Jack Kershaw, Kambah
Clowning around
ACCORDING to Phillip Thomson's article in The Canberra Times (November 4) Bob Carr's solution for Labor winning the 2013 election is for him to act as Labor's clown and poke fun at Tony Abbott.
If this is a true reflection of Carr's view of Australia's electorate, it is no wonder that NSW Labor dug its way into the pits when he was the NSW premier.
Ed Dobson, Hughes
IN THE Sunday Canberra Times article, ''Bob the storyteller'' (November 4), we read of Bob Carr's travels, his loss of weight as an ''aftermath of his appointment of Foreign Minister'', his advice to all and sundry on subjects too numerous to mention. The one thing we didn't see was his justification for a total disregard for a fair and decent solution in the Middle East, dancing as he does to the 40-year-old Israeli tune of apartheid and ethnic cleansing.

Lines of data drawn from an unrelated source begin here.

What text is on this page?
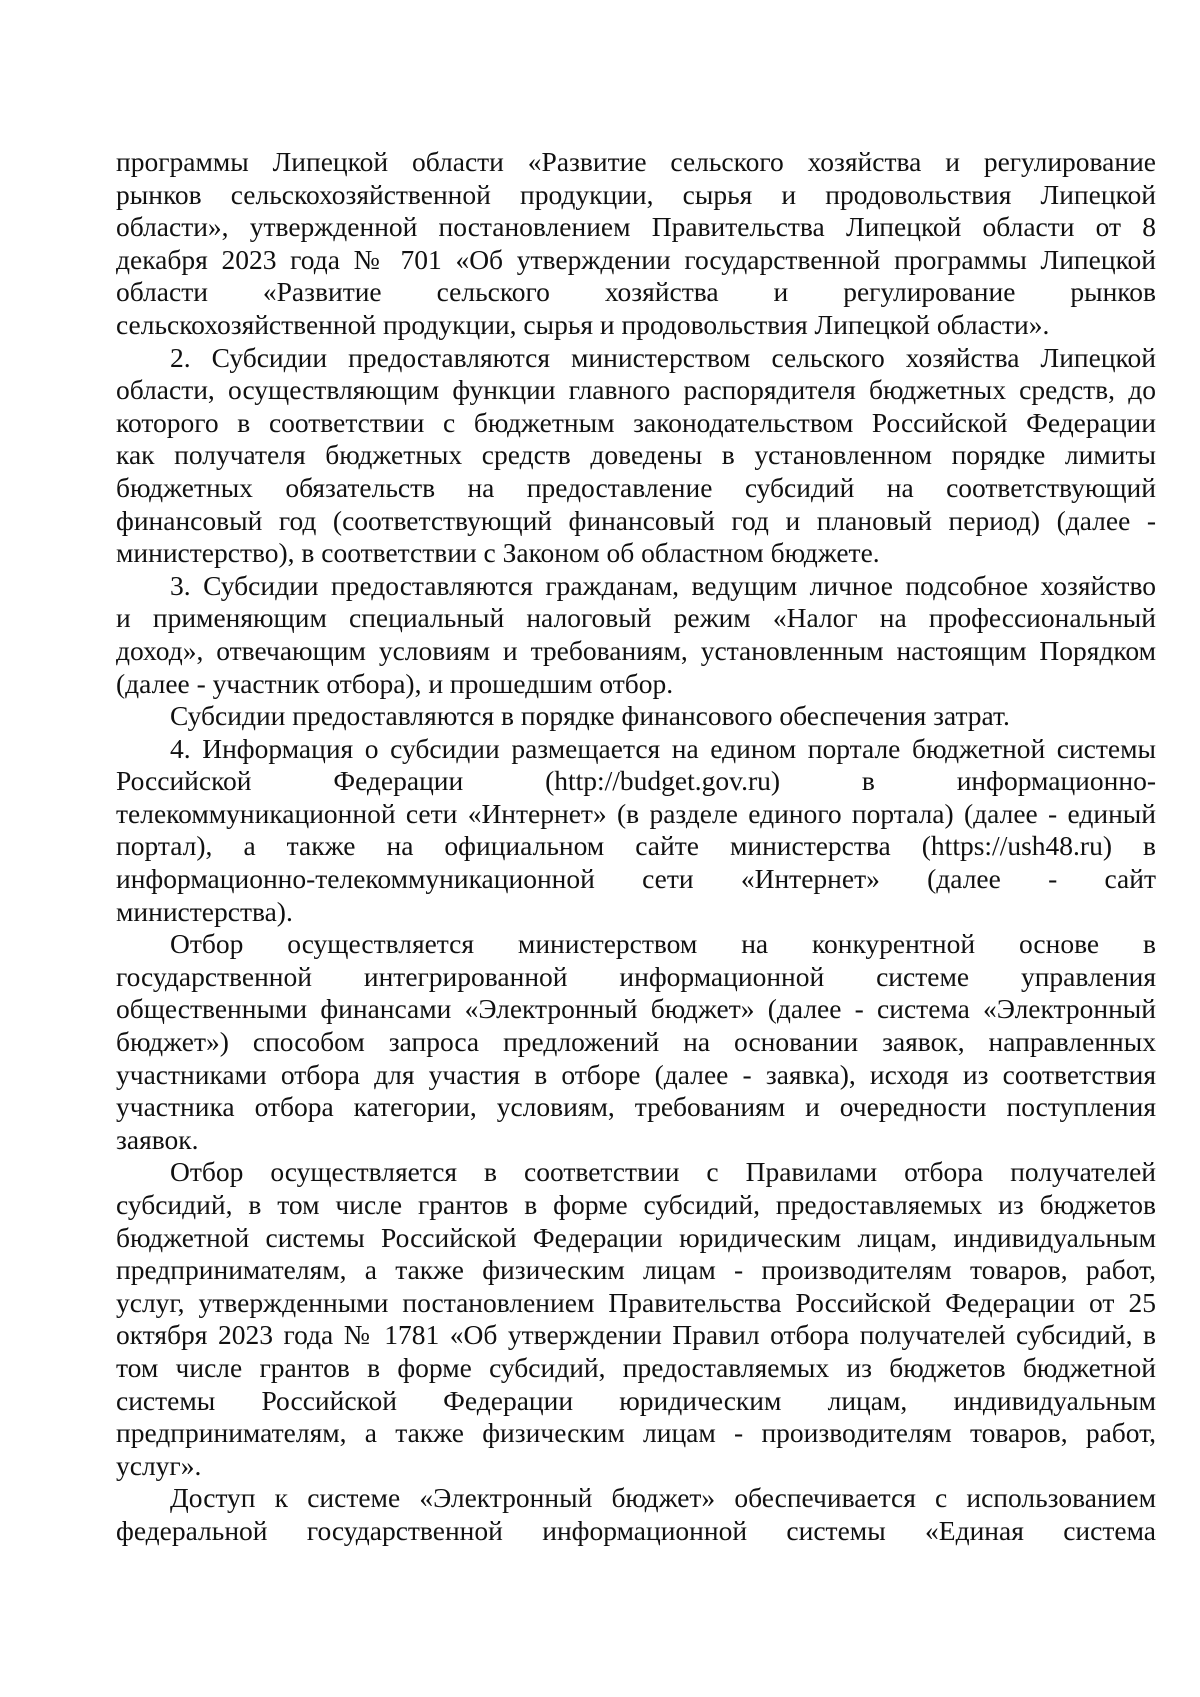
программы Липецкой области «Развитие сельского хозяйства и регулирование
рынков сельскохозяйственной продукции, сырья и продовольствия Липецкой
области», утвержденной постановлением Правительства Липецкой области от 8
декабря 2023 года № 701 «Об утверждении государственной программы Липецкой
области «Развитие сельского хозяйства и регулирование рынков
сельскохозяйственной продукции, сырья и продовольствия Липецкой области».
2. Субсидии предоставляются министерством сельского хозяйства Липецкой
области, осуществляющим функции главного распорядителя бюджетных средств, до
которого в соответствии с бюджетным законодательством Российской Федерации
как получателя бюджетных средств доведены в установленном порядке лимиты
бюджетных обязательств на предоставление субсидий на соответствующий
финансовый год (соответствующий финансовый год и плановый период) (далее -
министерство), в соответствии с Законом об областном бюджете.
3. Субсидии предоставляются гражданам, ведущим личное подсобное хозяйство
и применяющим специальный налоговый режим «Налог на профессиональный
доход», отвечающим условиям и требованиям, установленным настоящим Порядком
(далее - участник отбора), и прошедшим отбор.
Субсидии предоставляются в порядке финансового обеспечения затрат.
4. Информация о субсидии размещается на едином портале бюджетной системы
Российской Федерации (http://budget.gov.ru) в информационно-
телекоммуникационной сети «Интернет» (в разделе единого портала) (далее - единый
портал), а также на официальном сайте министерства (https://ush48.ru) в
информационно-телекоммуникационной сети «Интернет» (далее - сайт
министерства).
Отбор осуществляется министерством на конкурентной основе в
государственной интегрированной информационной системе управления
общественными финансами «Электронный бюджет» (далее - система «Электронный
бюджет») способом запроса предложений на основании заявок, направленных
участниками отбора для участия в отборе (далее - заявка), исходя из соответствия
участника отбора категории, условиям, требованиям и очередности поступления
заявок.
Отбор осуществляется в соответствии с Правилами отбора получателей
субсидий, в том числе грантов в форме субсидий, предоставляемых из бюджетов
бюджетной системы Российской Федерации юридическим лицам, индивидуальным
предпринимателям, а также физическим лицам - производителям товаров, работ,
услуг, утвержденными постановлением Правительства Российской Федерации от 25
октября 2023 года № 1781 «Об утверждении Правил отбора получателей субсидий, в
том числе грантов в форме субсидий, предоставляемых из бюджетов бюджетной
системы Российской Федерации юридическим лицам, индивидуальным
предпринимателям, а также физическим лицам - производителям товаров, работ,
услуг».
Доступ к системе «Электронный бюджет» обеспечивается с использованием
федеральной государственной информационной системы «Единая система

Not much of a ''story'' to tell there, Bob.
Rex Williams, Ainslie
Destructive view
IT IS incredible that some economists, such as David Potts (The Canberra Times, p24, November 4), can believe that the destruction of wealth by hurricane, tsunami or war should be cheered, and seen as positive for an economy.

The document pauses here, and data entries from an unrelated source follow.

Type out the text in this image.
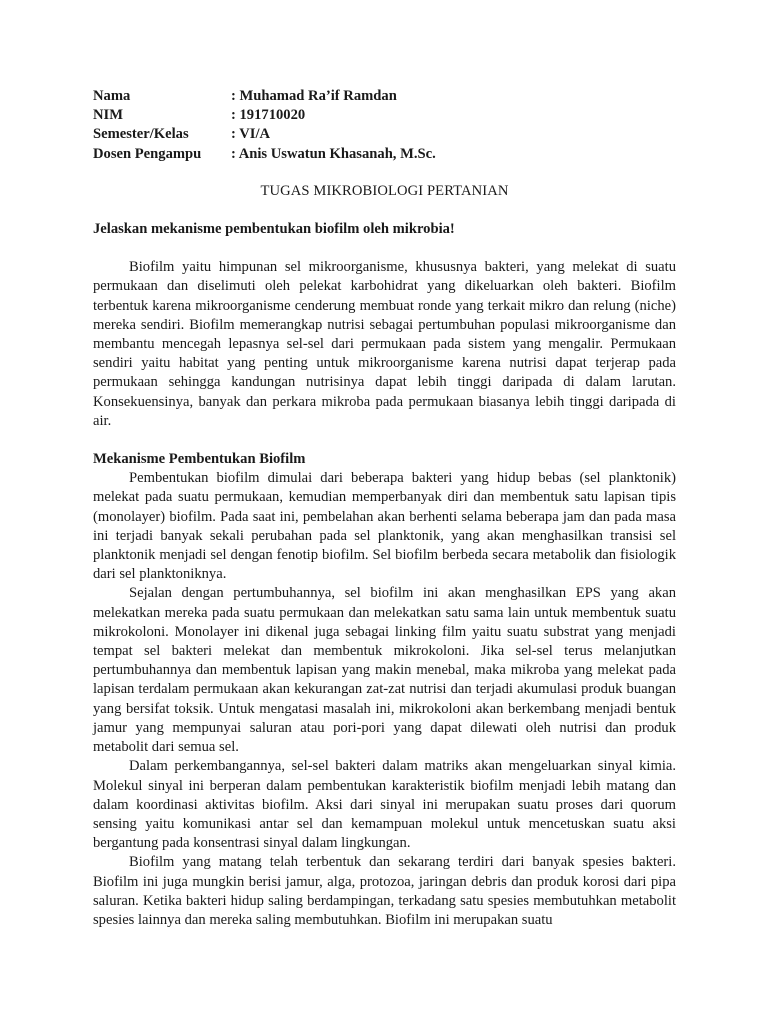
Nama	: Muhamad Ra’if Ramdan
NIM	: 191710020
Semester/Kelas	: VI/A
Dosen Pengampu	: Anis Uswatun Khasanah, M.Sc.
TUGAS MIKROBIOLOGI PERTANIAN
Jelaskan mekanisme pembentukan biofilm oleh mikrobia!

Biofilm yaitu himpunan sel mikroorganisme, khususnya bakteri, yang melekat di suatu permukaan dan diselimuti oleh pelekat karbohidrat yang dikeluarkan oleh bakteri. Biofilm terbentuk karena mikroorganisme cenderung membuat ronde yang terkait mikro dan relung (niche) mereka sendiri. Biofilm memerangkap nutrisi sebagai pertumbuhan populasi mikroorganisme dan membantu mencegah lepasnya sel-sel dari permukaan pada sistem yang mengalir. Permukaan sendiri yaitu habitat yang penting untuk mikroorganisme karena nutrisi dapat terjerap pada permukaan sehingga kandungan nutrisinya dapat lebih tinggi daripada di dalam larutan. Konsekuensinya, banyak dan perkara mikroba pada permukaan biasanya lebih tinggi daripada di air.

Mekanisme Pembentukan Biofilm

Pembentukan biofilm dimulai dari beberapa bakteri yang hidup bebas (sel planktonik) melekat pada suatu permukaan, kemudian memperbanyak diri dan membentuk satu lapisan tipis (monolayer) biofilm. Pada saat ini, pembelahan akan berhenti selama beberapa jam dan pada masa ini terjadi banyak sekali perubahan pada sel planktonik, yang akan menghasilkan transisi sel planktonik menjadi sel dengan fenotip biofilm. Sel biofilm berbeda secara metabolik dan fisiologik dari sel planktoniknya.

Sejalan dengan pertumbuhannya, sel biofilm ini akan menghasilkan EPS yang akan melekatkan mereka pada suatu permukaan dan melekatkan satu sama lain untuk membentuk suatu mikrokoloni. Monolayer ini dikenal juga sebagai linking film yaitu suatu substrat yang menjadi tempat sel bakteri melekat dan membentuk mikrokoloni. Jika sel-sel terus melanjutkan pertumbuhannya dan membentuk lapisan yang makin menebal, maka mikroba yang melekat pada lapisan terdalam permukaan akan kekurangan zat-zat nutrisi dan terjadi akumulasi produk buangan yang bersifat toksik. Untuk mengatasi masalah ini, mikrokoloni akan berkembang menjadi bentuk jamur yang mempunyai saluran atau pori-pori yang dapat dilewati oleh nutrisi dan produk metabolit dari semua sel.

Dalam perkembangannya, sel-sel bakteri dalam matriks akan mengeluarkan sinyal kimia. Molekul sinyal ini berperan dalam pembentukan karakteristik biofilm menjadi lebih matang dan dalam koordinasi aktivitas biofilm. Aksi dari sinyal ini merupakan suatu proses dari quorum sensing yaitu komunikasi antar sel dan kemampuan molekul untuk mencetuskan suatu aksi bergantung pada konsentrasi sinyal dalam lingkungan.

Biofilm yang matang telah terbentuk dan sekarang terdiri dari banyak spesies bakteri. Biofilm ini juga mungkin berisi jamur, alga, protozoa, jaringan debris dan produk korosi dari pipa saluran. Ketika bakteri hidup saling berdampingan, terkadang satu spesies membutuhkan metabolit spesies lainnya dan mereka saling membutuhkan. Biofilm ini merupakan suatu
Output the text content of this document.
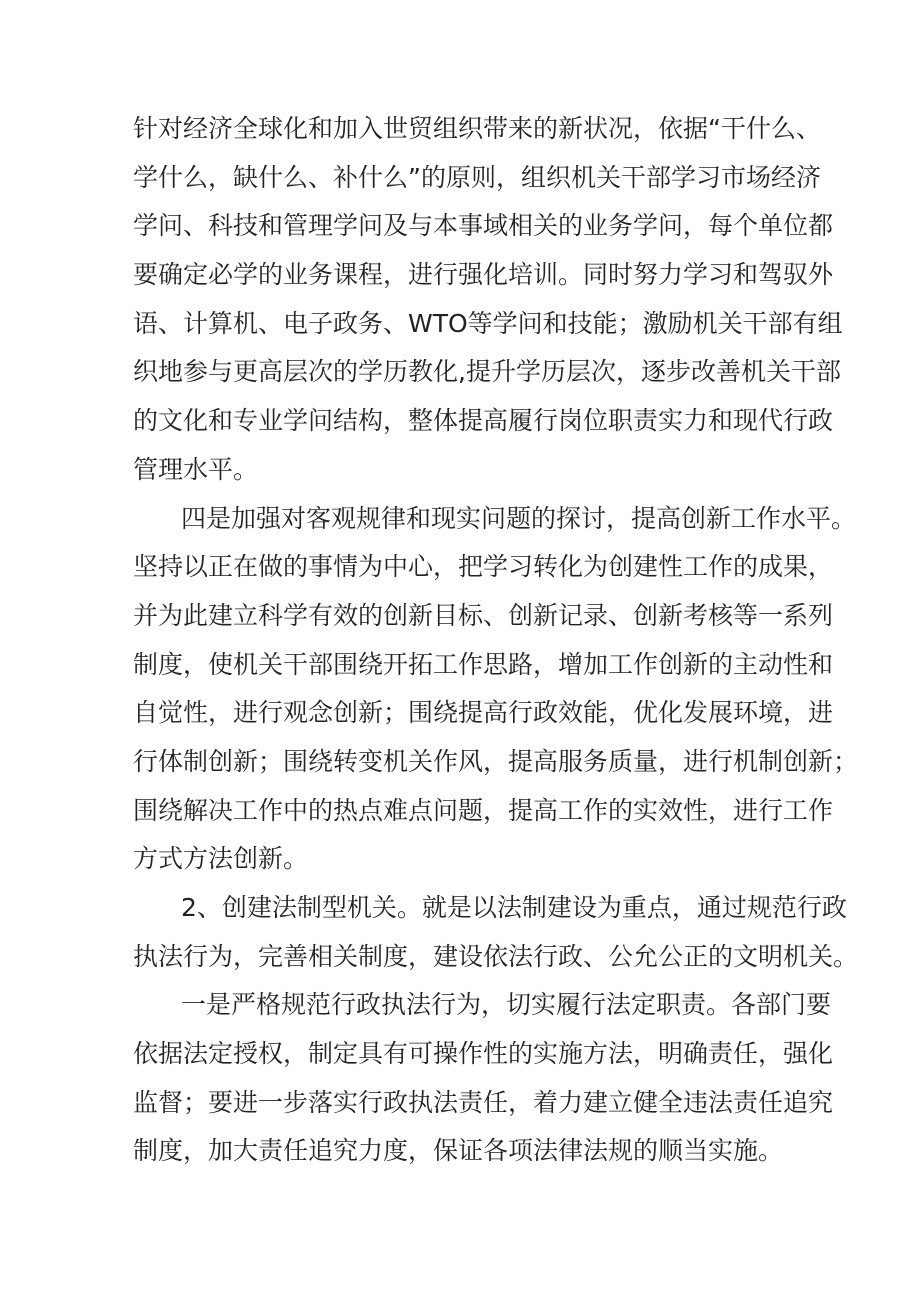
针对经济全球化和加入世贸组织带来的新状况，依据“干什么、
学什么，缺什么、补什么”的原则，组织机关干部学习市场经济
学问、科技和管理学问及与本事域相关的业务学问，每个单位都
要确定必学的业务课程，进行强化培训。同时努力学习和驾驭外
语、计算机、电子政务、WTO等学问和技能；激励机关干部有组
织地参与更高层次的学历教化,提升学历层次，逐步改善机关干部
的文化和专业学问结构，整体提高履行岗位职责实力和现代行政
管理水平。
四是加强对客观规律和现实问题的探讨，提高创新工作水平。
坚持以正在做的事情为中心，把学习转化为创建性工作的成果，
并为此建立科学有效的创新目标、创新记录、创新考核等一系列
制度，使机关干部围绕开拓工作思路，增加工作创新的主动性和
自觉性，进行观念创新；围绕提高行政效能，优化发展环境，进
行体制创新；围绕转变机关作风，提高服务质量，进行机制创新；
围绕解决工作中的热点难点问题，提高工作的实效性，进行工作
方式方法创新。
2、创建法制型机关。就是以法制建设为重点，通过规范行政
执法行为，完善相关制度，建设依法行政、公允公正的文明机关。
一是严格规范行政执法行为，切实履行法定职责。各部门要
依据法定授权，制定具有可操作性的实施方法，明确责任，强化
监督；要进一步落实行政执法责任，着力建立健全违法责任追究
制度，加大责任追究力度，保证各项法律法规的顺当实施。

All the effort and money spent just to get back to where you were before the disaster could have been used to create new industries, jobs and wealth, instead of being wasted on reconstruction.
Bruce A. Peterson, Kambah
Football as football
''SURELY the time has come for soccer to join us in the 21st century and introduce video review technology?'' ( Sunday Canberra Times, November 4, Odds & Ends, Red Carded) … Since the sport is governed internationally by FIFA (where the second ''F'' stands for Football), nationally by Football Federation Australia (since 2004), and locally by Capital Football (since 2005), I would say … Red Carded: Still referring to football as soccer.

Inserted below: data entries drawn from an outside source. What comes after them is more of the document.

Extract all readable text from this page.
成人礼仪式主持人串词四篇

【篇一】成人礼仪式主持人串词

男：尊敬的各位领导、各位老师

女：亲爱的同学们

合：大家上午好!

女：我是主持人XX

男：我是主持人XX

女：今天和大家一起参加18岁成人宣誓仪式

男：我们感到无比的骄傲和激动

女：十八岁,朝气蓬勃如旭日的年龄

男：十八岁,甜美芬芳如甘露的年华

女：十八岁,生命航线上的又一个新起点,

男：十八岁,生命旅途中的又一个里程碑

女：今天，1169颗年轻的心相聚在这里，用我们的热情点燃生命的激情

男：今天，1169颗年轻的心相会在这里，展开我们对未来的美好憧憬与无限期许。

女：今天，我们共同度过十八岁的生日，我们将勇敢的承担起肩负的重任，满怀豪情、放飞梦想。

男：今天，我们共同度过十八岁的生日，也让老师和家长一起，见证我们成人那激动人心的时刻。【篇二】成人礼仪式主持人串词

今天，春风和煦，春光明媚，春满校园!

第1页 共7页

Surely the time has come for The Canberra Times (and the ABC for that matter) to join us in the 21st century and refer to football as football!
Neil Dunn, Fisher
Claim goes up in smoke
IT IS not quite fair of Colin Watson to claim that it took more than two decades for the 1950s research findings about cigarette smoking and lung cancer to be given much public notice (Letters, November 4).
In June 1957, the US Surgeon General announced the Public Health Service accepted that the evidence pointed to a causal relationship between smoking and lung cancer. In March 1962, the British Royal College of Physicians' report on smoking and health identified cigarettes as a cause of lung cancer and bronchitis, with a high likelihood that it contributed to other serious illnesses. This report was given wide coverage in print and broadcast media. Two years later, US Surgeon General Dr Luther L. Terry issued his landmark report that echoed the British conclusions about smoking and lung cancer. The report also flagged the likely role of smoking in a range of other serious diseases. This report prompted widespread concern about the health risks of smoking.
In 1958, only 44 per cent of Americans believed smoking caused cancer; by 1968, 78 per cent did. In 1964, 46 per cent of Americans smoked. But within three months of the Surgeon General's report, cigarette consumption had dropped by 20 per cent. This drop was not sustained, however, with the tobacco industry's counter-strategies proving remarkably effective for nearly 50 years.
As we now know from tobacco-industry documents, these strategies have included undermining the scientific evidence linking smoking and disease, advocating weak warning labels, providing a ''psychological crutch and a self-rationale'' to reassure smokers to continue smoking, and strategically positioning smoking as an ''adult'' activity.